Here’s Jeffrey Jones on Michael Wm. Kaluta, from Comic Book Profiles #7: Michael William Kaluta (Summer 1999), pages 28 – 29:
How did you first meet Michael?
If memory serves, I met Michael and Bernie Wrightson at a New York City convention in the fall of 1968. Michael may dispute this because he is the “memory giant.” But I remember this as being so. We were there to show our fledgling work. I had arrived in New York about a year earlier and had a couple of jobs done. My memory is sketchy as to details but Bernie had a bunch of $5 and $10 ballpoint pen drawings piled on a table in the art show for sale. Michael was more of the portfolio type. I mention Bernie in the Michael question because he was the one who introduced us.
What do you feel is his strength as an artist?
Michael’s greatest strength as an artist has always been his ability to remind us to stay alive. His art is moral in the sense that it, as the best art, has absolutely no function except to exist. It has the promise of function and will remain where that beauty lives. I speak of the human spirit and its passion to rise above everything, except that which we all already know. Michael reminds us of that connection between all lives and all that makes us human. This takes a true artist.
You and Michael worked on projects together, both formally and informally. Does any one project stand out as particularly memorable?
The thing that jumps to mind is a period of time during The Studio days, if you will, when we were trying to decide what to call our upcoming book (The Studio). Michael taped long rolls of brown kraft paper to one wall where each of us, usually clandestinely, would write our suggestions. Well, this certainly started out seriously but quickly degenerated into a list of some of the most preposterous titles imagined by the minds of the deranged. I believe that even though most of these would appear in the dark of night, it was pretty easy to tell who wrote what. We laughed for what seemed months. Definitely a great achievement in the art of cooperation.
Now, it seems to me that what Jones viewed as the “greatest strength” in Kaluta’s work back in 1999 is precisely what Jones has always pursued in her own work.
And I have little doubt that Kaluta was, at the time, flattered by Jones’s praise; I mean, who wouldn’t be?
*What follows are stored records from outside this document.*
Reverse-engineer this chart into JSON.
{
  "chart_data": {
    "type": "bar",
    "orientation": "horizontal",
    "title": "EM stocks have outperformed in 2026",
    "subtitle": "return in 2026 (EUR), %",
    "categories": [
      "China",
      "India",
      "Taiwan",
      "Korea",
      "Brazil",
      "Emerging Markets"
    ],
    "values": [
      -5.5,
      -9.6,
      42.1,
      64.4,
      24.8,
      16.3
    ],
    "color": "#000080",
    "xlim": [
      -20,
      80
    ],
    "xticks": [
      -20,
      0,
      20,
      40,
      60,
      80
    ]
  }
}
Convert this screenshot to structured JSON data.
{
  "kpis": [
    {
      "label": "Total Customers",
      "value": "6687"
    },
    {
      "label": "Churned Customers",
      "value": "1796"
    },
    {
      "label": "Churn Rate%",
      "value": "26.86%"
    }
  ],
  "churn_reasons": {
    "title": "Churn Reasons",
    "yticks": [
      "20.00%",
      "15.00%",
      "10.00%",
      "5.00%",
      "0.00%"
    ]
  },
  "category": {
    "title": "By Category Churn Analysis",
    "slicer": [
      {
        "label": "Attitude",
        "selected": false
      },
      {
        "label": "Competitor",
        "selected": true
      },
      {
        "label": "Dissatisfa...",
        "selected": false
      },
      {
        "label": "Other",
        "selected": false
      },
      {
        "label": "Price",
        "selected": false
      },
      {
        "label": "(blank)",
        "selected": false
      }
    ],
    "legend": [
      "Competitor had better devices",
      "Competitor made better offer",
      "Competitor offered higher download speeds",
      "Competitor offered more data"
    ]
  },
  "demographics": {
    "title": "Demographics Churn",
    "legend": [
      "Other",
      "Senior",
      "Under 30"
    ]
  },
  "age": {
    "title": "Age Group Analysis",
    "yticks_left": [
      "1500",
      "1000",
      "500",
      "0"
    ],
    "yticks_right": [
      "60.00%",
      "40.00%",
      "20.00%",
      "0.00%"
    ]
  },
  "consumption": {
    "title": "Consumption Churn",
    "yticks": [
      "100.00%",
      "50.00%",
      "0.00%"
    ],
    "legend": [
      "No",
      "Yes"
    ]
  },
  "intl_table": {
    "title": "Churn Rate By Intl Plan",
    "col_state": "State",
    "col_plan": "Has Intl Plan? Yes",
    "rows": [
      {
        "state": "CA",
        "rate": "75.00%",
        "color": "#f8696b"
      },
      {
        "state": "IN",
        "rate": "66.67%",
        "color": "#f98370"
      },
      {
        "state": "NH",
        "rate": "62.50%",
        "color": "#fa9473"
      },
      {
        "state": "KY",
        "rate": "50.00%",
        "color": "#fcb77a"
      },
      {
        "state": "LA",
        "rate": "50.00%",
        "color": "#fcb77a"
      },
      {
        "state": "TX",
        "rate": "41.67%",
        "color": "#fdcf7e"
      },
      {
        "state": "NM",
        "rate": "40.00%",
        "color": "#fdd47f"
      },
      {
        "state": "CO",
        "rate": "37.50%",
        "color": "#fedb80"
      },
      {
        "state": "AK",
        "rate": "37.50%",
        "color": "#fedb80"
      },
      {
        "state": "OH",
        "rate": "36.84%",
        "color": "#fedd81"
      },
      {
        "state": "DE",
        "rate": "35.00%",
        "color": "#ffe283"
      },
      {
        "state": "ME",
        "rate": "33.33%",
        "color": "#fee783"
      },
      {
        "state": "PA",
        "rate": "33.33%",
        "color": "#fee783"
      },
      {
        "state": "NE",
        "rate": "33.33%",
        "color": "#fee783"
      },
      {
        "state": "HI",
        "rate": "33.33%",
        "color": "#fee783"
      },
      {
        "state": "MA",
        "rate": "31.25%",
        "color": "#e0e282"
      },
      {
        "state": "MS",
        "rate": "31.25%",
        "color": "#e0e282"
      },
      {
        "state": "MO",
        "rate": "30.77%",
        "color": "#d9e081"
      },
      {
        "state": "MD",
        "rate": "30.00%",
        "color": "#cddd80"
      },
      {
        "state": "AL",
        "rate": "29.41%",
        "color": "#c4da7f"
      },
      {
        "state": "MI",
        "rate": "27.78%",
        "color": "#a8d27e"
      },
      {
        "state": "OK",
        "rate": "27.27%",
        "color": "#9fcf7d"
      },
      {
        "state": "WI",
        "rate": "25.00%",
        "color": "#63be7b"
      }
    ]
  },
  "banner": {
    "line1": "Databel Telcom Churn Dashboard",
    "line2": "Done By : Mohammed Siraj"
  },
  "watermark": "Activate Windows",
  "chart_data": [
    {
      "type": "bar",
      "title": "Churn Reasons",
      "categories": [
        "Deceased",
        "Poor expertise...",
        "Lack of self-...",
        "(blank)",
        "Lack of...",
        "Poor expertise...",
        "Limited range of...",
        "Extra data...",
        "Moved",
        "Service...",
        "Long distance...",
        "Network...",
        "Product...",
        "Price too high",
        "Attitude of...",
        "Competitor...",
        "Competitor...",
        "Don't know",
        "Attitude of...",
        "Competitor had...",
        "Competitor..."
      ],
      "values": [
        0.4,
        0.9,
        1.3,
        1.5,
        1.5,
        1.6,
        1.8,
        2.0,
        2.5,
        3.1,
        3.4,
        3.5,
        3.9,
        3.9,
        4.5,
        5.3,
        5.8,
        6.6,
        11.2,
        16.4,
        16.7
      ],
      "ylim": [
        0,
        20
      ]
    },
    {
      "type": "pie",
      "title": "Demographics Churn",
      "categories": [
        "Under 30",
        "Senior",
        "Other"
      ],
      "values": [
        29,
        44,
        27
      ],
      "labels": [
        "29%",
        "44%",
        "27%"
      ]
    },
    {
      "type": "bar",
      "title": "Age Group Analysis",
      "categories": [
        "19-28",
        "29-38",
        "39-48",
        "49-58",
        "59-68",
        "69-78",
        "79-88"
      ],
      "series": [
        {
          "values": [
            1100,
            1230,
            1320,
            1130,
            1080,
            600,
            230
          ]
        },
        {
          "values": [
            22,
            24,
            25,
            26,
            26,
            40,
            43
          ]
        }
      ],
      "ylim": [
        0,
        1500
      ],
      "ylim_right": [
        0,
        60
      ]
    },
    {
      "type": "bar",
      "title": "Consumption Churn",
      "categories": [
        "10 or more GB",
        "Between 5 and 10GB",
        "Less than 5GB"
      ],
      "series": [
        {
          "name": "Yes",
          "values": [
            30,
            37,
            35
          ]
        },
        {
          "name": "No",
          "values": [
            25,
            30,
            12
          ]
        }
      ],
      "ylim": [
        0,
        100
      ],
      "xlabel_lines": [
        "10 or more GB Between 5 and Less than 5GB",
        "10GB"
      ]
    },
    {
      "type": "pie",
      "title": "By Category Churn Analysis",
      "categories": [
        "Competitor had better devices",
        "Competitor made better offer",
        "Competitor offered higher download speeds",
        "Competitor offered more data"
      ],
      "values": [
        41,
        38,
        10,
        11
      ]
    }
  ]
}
And yet, based on the very plain-spoken, practical analysis that Kaluta offers up in an early promotional trailer for Better Things: Life + Choices of Jeffrey Jones of the difference between his own unabashedly functional, commercial body of work, and the sometimes obliquely functional but always deeply felt and humanely expressive work of Jones, I’m not entirely sure that Kaluta actually would have agreed with Jones’s contention that his (Kaluta’s) artwork “has absolutely no function except to exist.”
Here is a partial, lightly edited transcript of the trailer, which features a rough-cut interview with Kaluta:
Artistically, [says Kaluta] one works for oneself. You have to. To get anything good, you kind of have to work for the person that’s inside of you; however, to be able to live, you have to work for companies. I had to work for companies; other artists, perhaps, can work for galleries, or posterity. An illustrator is someone who draws for money. I don’t do what some of my friends are able to do, which is paint their souls, their dreams, their nightmares for themselves, and that’s art — and it is. I am happiest when I am reading someone else’s material and crafting it into a picture that will reflect to my best efforts what I think the writer was trying to say, trying to visualize. I would say that Jeffrey Jones is both an illustrator and an artist, using the descriptions we have just talked about. He covers a wide range of self-motivating imagery. It comes through him, and every once in a while he’ll apply that specific power that comes through him to an illustration job, or he’ll use the characters that have been written by other people as a vehicle for his own talents. I wouldn’t say he’s as much of an illustrator as I am. I think that he’s more of a personal storyteller who now and then might come close to illustrating something [laughs], on purpose.
In the portion of the trailer I haven’t transcribed, Kaluta goes on to describe his first meeting with Jones, which Kaluta says occurred at “a World Science Fiction Convention here in New York City in 1967.” LOL!